Relevant suggestion +Robert Lancer I’m by no means married to Python.
But I don’t think Python itself is the issue here. It’s just a wrapper for Numpy. And Numpy matrices seem to be fairly close to the metal. Googling, they just allocate contiguous memory, and size should be something close to dimensions x bits/entry. That works out. I was topping out at 30,000 word dimensions. Even naively calculated at 8-bits/entry that’s 7,200,000,000 bits. Including swap, close to my 6GB RAM system. Seems naive, but basically with 30k x 30k 6GB is probably where it is going to be.
I don’t actually need all 8 bits/entry. But that’s an optimization for production rather than testing. Maybe, I don’t know. I might check using fewer bits/entry.

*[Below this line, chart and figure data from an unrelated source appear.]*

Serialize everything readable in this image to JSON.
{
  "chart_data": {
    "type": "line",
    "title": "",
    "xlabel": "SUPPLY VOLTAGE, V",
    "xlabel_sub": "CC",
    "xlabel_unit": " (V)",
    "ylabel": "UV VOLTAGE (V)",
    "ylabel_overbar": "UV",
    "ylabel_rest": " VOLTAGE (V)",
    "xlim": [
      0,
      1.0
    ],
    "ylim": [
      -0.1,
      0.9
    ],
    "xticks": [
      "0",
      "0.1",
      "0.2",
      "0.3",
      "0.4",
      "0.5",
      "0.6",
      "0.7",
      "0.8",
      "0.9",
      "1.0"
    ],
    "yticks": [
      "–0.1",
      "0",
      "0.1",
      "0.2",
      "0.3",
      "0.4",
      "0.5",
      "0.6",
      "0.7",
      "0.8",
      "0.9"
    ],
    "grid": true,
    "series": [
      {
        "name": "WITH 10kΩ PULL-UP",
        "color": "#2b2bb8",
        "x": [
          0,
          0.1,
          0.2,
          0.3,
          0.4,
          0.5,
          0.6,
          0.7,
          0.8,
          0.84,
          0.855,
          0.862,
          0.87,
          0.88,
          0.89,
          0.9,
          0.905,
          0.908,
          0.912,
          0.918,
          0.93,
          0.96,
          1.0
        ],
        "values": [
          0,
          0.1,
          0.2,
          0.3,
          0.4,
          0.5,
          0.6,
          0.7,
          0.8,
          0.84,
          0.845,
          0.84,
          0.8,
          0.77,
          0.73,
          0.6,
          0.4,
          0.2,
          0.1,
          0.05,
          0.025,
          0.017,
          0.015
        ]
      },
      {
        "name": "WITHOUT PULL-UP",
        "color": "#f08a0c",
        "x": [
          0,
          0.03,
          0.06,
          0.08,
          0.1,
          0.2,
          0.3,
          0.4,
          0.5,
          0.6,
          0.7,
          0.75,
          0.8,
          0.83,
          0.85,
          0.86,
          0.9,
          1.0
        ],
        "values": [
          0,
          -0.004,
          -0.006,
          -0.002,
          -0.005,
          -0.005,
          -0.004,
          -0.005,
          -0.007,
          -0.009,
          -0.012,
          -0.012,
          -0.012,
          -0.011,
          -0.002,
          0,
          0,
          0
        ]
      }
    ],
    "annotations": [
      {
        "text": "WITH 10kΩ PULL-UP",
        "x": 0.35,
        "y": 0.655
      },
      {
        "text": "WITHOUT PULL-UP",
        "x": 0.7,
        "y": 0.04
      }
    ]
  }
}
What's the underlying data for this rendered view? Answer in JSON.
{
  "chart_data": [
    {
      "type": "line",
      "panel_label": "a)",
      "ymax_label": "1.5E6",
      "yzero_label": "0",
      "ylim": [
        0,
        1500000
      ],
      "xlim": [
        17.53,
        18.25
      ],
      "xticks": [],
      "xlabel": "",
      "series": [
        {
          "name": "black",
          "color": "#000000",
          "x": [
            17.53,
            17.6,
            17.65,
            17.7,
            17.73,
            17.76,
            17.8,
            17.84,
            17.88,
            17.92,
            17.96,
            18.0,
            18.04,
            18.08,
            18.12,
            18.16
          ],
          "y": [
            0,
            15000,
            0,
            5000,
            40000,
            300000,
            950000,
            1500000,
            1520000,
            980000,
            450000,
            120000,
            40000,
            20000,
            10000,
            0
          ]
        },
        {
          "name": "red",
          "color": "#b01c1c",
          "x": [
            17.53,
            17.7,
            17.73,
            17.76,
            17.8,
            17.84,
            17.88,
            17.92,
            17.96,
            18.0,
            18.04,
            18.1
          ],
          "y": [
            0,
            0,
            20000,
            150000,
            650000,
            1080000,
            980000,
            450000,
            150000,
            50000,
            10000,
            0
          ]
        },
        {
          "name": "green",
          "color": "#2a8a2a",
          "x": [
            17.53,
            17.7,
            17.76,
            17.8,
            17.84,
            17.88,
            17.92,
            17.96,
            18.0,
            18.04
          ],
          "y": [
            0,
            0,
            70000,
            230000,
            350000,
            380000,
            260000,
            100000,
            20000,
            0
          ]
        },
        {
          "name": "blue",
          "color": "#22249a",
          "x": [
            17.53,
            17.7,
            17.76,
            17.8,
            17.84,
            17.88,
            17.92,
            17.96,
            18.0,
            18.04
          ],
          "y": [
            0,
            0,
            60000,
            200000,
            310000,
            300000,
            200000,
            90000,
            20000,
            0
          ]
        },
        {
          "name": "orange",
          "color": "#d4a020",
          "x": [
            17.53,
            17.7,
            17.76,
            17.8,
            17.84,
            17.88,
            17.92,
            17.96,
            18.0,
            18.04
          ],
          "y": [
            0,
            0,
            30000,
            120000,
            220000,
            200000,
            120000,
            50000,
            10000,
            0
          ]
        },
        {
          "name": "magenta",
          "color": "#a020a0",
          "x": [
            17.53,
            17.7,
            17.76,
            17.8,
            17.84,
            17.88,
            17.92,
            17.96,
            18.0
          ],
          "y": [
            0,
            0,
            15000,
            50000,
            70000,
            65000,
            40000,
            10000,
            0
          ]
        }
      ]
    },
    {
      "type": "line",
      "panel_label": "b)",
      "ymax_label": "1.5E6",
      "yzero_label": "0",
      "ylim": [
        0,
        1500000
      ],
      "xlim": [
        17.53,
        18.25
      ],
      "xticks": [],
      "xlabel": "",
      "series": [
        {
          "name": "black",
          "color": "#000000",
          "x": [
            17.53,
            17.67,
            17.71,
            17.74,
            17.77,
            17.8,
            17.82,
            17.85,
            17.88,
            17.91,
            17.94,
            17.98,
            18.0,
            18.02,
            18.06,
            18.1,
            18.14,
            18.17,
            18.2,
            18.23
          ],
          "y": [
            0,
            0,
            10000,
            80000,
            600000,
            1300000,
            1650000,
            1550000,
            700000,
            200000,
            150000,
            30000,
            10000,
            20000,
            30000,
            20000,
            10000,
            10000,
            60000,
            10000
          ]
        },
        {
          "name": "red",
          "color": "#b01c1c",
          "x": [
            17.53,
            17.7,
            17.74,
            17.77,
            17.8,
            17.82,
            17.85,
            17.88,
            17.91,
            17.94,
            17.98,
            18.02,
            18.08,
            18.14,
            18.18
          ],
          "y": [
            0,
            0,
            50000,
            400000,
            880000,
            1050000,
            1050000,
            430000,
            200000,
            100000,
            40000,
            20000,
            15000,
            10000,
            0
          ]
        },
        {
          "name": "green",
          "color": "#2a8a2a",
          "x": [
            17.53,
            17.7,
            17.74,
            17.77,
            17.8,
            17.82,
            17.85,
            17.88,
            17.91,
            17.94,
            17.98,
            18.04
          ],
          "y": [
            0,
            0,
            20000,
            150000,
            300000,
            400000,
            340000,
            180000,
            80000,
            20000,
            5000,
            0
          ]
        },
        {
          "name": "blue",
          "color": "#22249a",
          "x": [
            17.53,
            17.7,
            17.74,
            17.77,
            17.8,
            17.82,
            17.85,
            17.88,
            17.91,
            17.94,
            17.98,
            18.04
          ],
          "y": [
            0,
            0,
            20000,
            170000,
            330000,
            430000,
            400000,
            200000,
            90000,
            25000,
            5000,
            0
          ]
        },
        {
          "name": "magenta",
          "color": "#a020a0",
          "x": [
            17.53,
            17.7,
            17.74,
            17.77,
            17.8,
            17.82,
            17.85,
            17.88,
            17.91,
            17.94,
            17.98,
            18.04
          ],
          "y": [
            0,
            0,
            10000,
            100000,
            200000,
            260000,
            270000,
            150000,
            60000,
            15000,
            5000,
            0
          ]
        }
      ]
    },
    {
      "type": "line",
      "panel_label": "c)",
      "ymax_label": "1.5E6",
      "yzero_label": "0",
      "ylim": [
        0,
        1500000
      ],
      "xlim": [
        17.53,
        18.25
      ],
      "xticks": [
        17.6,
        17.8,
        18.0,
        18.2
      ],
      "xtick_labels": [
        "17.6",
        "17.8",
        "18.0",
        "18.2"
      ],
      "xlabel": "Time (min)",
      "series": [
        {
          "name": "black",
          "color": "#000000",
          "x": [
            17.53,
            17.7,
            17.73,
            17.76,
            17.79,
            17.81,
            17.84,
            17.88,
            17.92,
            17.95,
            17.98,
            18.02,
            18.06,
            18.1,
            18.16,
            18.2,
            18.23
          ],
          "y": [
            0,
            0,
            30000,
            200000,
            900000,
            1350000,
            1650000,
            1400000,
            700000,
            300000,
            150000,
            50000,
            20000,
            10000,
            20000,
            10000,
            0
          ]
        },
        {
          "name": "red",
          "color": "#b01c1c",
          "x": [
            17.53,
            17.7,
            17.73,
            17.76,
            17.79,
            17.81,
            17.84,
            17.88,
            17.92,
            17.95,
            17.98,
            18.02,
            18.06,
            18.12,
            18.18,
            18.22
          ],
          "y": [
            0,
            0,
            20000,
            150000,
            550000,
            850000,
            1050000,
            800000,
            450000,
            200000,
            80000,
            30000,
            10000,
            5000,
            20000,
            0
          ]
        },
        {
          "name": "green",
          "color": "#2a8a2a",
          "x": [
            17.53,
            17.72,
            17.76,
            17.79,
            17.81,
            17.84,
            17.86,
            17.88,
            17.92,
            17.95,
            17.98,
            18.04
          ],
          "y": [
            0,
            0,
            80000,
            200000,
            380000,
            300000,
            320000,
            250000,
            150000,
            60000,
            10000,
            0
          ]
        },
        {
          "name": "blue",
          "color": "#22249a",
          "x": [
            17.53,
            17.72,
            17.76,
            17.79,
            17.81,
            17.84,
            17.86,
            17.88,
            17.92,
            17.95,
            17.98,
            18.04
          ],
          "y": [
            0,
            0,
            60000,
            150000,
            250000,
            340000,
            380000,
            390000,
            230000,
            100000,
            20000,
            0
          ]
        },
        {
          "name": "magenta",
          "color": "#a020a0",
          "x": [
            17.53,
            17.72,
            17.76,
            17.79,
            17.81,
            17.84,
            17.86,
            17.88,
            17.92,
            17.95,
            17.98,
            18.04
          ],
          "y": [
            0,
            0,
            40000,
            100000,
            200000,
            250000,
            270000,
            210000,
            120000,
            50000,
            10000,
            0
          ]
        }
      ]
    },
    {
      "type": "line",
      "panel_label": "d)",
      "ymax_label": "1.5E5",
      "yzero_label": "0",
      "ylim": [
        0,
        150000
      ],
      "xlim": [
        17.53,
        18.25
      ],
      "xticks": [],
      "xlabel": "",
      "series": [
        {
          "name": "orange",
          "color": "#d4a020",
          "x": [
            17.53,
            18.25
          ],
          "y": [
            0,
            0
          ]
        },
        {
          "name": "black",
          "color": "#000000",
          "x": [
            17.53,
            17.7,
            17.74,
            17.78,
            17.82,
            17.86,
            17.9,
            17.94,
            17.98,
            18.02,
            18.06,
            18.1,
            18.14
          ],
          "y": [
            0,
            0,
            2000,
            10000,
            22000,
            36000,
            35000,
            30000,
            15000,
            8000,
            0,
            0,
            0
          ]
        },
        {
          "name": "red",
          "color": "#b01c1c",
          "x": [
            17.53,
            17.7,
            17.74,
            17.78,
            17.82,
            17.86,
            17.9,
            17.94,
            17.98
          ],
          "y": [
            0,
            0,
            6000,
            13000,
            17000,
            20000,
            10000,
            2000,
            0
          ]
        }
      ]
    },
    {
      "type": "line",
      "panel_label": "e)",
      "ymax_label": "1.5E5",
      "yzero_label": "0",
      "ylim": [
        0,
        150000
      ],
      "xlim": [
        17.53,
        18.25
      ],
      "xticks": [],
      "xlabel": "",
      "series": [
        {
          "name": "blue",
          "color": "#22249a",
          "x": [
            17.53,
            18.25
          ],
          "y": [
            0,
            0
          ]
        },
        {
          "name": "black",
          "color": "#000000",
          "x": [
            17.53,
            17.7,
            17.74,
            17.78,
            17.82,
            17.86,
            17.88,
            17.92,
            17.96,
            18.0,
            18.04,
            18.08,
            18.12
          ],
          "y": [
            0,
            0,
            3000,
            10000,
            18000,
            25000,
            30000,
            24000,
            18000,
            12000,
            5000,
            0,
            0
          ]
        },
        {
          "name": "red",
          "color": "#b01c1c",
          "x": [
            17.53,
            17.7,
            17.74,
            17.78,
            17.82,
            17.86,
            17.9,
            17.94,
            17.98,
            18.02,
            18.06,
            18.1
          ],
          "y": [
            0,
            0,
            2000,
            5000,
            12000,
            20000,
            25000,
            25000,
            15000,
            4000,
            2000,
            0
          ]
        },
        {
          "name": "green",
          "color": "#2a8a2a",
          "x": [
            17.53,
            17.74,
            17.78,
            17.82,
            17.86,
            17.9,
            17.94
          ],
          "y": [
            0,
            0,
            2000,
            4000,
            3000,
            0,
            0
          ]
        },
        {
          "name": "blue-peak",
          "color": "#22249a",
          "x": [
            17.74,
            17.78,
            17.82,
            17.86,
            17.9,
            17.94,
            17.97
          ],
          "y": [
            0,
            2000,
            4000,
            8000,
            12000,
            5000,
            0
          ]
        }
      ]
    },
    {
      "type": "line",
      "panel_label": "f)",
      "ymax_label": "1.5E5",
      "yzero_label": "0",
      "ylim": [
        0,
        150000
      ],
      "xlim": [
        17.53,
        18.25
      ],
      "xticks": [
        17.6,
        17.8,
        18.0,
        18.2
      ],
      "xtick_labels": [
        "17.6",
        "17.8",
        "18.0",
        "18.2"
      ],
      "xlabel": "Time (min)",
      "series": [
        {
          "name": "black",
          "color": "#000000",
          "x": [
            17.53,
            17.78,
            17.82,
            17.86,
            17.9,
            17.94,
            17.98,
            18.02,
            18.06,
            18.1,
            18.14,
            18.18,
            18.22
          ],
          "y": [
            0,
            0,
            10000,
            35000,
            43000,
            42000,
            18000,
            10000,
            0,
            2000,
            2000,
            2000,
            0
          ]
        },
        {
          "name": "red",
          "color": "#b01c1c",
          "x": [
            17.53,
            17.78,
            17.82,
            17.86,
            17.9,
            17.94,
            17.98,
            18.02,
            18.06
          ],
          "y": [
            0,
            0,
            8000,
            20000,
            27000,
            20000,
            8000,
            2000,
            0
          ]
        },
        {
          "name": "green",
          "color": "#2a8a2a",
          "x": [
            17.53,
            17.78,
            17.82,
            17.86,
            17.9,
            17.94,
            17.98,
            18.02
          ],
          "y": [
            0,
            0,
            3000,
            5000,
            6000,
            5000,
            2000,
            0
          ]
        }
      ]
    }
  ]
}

Production will probably represent words as a distribution of bits anyway, so fewer overall dimensions.
For testing, if I can’t find a good sparse format, I may just have to rent a big server. I think 100k x 100k should be enough. That might be 80GB. But Amazon seem to have as much as 244GB on offer, for $2.66/hr.
I’m also looking at something called PyTables:
Though that seems to only work where you access just a part of the matrix at one time. I’m not sure that would apply in my case.
There are things to explore.
My only issue is I’d rather be working on the logic of the solution than the engineering!